2. Forschungsprojekt: Resilienz – humane Konstitution, Selbstbewusstsein und Gnadengabe. Zur Erforschung eines elementaren Phänomens für Lebens- und Kulturwissenschaften (Projekt in Kooperation mit der Forschung an der Universität Bonn)

Der Begriff der Resilienz ist seit mehreren Jahren zu einem Zentralbegriff der Forschung in Lebens- und Kulturwissenschaften geworden. Er bezeichnet die manchen Menschen eigentümliche Fähigkeit bzw. Begabung, schwere Krisensituationen selbst unter schwierigsten individuellen, psycho-physischen oder sozialen Ausgangsbedingungen zu bewältigen. Während das Phänomen resilienter Persönlichkeiten unstrittig ist, ist bisher nicht geklärt, welche Bedingungen zu ihrem Aufbau letztlich maßgeblich sind. Ein Grund dafür liegt m.E. in der bisherigen disziplinären Konzentration der Forschung, deren perspektivische Spezialisierung der Komplexität des Problems nicht gerecht zu werden vermag. Stattdessen konzentriert man sich einlinig auf Resilienz z.B. als eine vorfindliche psycho-physische Konstitution oder man versucht, sie als Programm effizienten Persönlichkeitstrainings zu etablieren oder man analysiert Strategien der Transformation resilienter Faktoren für die Salutogenese. Die einzelnen methodisch wie phänomenologisch differenten Herangehensweisen haben ohne Zweifel wichtige und gültige Ergebnisse erzielt. Unklar ist jedoch – und damit ist das sachliche Ausgangsproblem des Projektes benannt – deren Gewichtung, Interaktion und v.a. deren konstituierende Genese.

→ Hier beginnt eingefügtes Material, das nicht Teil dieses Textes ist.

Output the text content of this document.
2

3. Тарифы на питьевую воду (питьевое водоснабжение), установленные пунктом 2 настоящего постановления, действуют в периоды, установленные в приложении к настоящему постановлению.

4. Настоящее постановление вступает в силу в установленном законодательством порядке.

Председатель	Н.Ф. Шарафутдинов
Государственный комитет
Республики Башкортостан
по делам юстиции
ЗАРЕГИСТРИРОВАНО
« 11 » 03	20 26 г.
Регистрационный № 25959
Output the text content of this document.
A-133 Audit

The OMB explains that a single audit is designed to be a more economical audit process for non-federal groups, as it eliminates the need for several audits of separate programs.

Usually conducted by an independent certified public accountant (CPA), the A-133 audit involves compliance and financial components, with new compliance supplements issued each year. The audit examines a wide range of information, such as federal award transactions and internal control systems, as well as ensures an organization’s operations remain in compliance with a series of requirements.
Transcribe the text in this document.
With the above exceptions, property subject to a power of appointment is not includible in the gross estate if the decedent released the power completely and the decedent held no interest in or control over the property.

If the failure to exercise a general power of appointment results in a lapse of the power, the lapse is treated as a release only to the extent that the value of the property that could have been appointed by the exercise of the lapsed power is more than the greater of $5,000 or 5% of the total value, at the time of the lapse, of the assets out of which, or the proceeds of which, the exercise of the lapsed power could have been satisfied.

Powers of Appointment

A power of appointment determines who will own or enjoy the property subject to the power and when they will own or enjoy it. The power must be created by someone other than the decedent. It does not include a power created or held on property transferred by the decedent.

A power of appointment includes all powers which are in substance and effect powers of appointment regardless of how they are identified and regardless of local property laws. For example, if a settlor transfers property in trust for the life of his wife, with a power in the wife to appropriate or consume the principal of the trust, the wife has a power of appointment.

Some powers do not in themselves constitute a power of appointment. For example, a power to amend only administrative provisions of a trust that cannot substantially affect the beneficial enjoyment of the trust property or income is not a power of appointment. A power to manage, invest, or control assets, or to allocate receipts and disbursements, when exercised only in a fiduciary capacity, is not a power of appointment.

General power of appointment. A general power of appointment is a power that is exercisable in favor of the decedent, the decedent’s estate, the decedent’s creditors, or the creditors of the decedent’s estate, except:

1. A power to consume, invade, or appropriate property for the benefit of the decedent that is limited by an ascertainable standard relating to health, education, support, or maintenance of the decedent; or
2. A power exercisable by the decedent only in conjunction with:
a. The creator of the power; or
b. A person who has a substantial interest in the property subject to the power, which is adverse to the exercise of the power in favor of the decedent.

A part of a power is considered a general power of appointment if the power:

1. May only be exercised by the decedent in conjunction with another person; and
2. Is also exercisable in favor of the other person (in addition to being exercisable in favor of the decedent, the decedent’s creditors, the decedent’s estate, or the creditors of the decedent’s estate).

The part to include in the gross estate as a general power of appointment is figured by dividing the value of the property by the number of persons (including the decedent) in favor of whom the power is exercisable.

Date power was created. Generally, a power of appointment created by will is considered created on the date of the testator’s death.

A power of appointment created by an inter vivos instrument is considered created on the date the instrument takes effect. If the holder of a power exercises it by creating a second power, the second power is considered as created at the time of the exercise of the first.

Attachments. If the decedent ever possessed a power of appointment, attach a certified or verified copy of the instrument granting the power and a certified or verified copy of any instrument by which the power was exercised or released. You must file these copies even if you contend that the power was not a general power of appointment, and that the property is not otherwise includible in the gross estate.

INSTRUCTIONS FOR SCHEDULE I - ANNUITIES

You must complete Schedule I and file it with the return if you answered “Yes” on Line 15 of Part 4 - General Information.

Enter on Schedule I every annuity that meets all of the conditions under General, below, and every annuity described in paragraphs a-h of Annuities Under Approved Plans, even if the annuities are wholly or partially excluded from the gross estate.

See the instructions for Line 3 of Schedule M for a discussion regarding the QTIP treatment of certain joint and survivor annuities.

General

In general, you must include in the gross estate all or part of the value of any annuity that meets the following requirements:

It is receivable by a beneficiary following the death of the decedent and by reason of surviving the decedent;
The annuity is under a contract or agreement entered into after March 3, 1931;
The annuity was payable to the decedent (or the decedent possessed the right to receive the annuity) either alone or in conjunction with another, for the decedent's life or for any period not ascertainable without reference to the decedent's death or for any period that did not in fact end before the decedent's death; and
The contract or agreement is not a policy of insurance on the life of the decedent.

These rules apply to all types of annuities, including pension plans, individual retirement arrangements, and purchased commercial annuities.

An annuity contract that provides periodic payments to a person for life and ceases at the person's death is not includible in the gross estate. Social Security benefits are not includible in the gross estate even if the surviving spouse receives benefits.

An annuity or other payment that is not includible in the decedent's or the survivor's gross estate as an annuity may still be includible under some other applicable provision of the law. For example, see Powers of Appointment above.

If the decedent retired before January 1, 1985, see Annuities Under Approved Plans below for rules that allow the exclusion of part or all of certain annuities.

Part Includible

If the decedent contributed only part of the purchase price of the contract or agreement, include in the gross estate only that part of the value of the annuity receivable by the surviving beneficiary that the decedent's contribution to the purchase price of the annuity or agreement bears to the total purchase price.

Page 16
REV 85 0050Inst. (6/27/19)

Das gilt auch für die theologisch-ethische Perspektive: Für sie ist das Thema insofern von hoher Bedeutung, als der lebenstaugliche Umgang mit Einschränkung und Schmerz, Angst, Verzweiflung, Schuldfragen, Traumatisierung, Trauer, Verlust oder Einsamkeit seit jeher zu ihren genuinen Arbeitsfeldern gehört. Es verwundert daher nicht, dass die theologische Seelsorge und Pastoralpsychologie für Lebenserfahrungen dieser Art nach wie vor in hohem Maße in Anspruch genommen werden. Scheint es ihnen doch leichter zu fallen als anderen Disziplinen, die elementare Einsicht anzuerkennen und auszusprechen: „Auch der Tod gehört zum Leben“. Eine Erklärung für die Genese von Resilienz hat freilich auch die Theologie nicht. Denn schon die simple Unterstellung, ein „fester Glaube“ würde in schweren Lebenssituationen „sicher helfen“, greift zu weit und verkennt die christlichem Glauben seit jeher inhärente Anfechtung. Allerdings zeigt sich aus theologisch-seelsorgerlicher Sicht ein Motiv und eine Frage, die möglicherweise geeignet sein könnten, die disziplinär divergente Resilienzforschung auf eine gemeinsame Perspektive hin zu fokussieren: Ist Resilienz eine uns vorgegebene, angeborene oder anerzogene Fähigkeit oder ist sie eine Fähigkeit, die sich im Durchleben der Krise erst aufbaut? Das würde bedeuten, dass das Phänomen der Resilienz selbst von einer tiefen Ambivalenz geprägt ist: So wichtig es ist, existentielle Krisen bewältigen zu können, so ernst zu nehmen ist die Tatsache, dass es gerade die existentielle Krisensituation ist, die zum Sichtbarwerden, möglicherweise sogar zur Genese von Resilienz führt.

Das Projekt verfolgt daher eine doppelte Zielsetzung in folgenden Kooperationen:
Das erste Ziel ist die Etablierung eines Forums für eine transdisziplinäre Kooperation aller beteiligten Disziplinen aus Lebens- und Kulturwissenschaften, um die komplexe Interaktion der einzelnen Faktoren von Resilienz bearbeiten zu können. Vor dem Hintergrund des ein-gangs dargestellten Profils einer theologischen Ethik mit deskriptiv-hermeneutischem und orientierendem Anspruch bietet sich die Theologie an als Initiatorin und Moderatorin eines Prozesses, der maßgeblich auf die Translation der disziplinären Forschung angewiesen ist. 

Das zweite Ziel besteht in der Erweiterung des transdisziplinären Forums auf den Bereich der angewandten Forschung in therapeutischen und beratend-begleitenden Institutionen, z.B. Palliativdienste, psychosomatische Rehabilitationszentren, Jugendpsychologen, klinische SeelsorgerInnen etc. Der Vorteil dieser Ausweitung besteht erstens darin, die theoretische Forschung an die konkrete „Fallebene“ zu binden und an ihr zu prüfen. Zweitens lassen sich über den Schritt „in die Anwendung“ weitere finanzielle Förderquellen erschließen. Drittens wird darüber eine breite Basis für mögliche Transferprojekte mit entsprechender Öffentlichkeitswirkung geschaffen.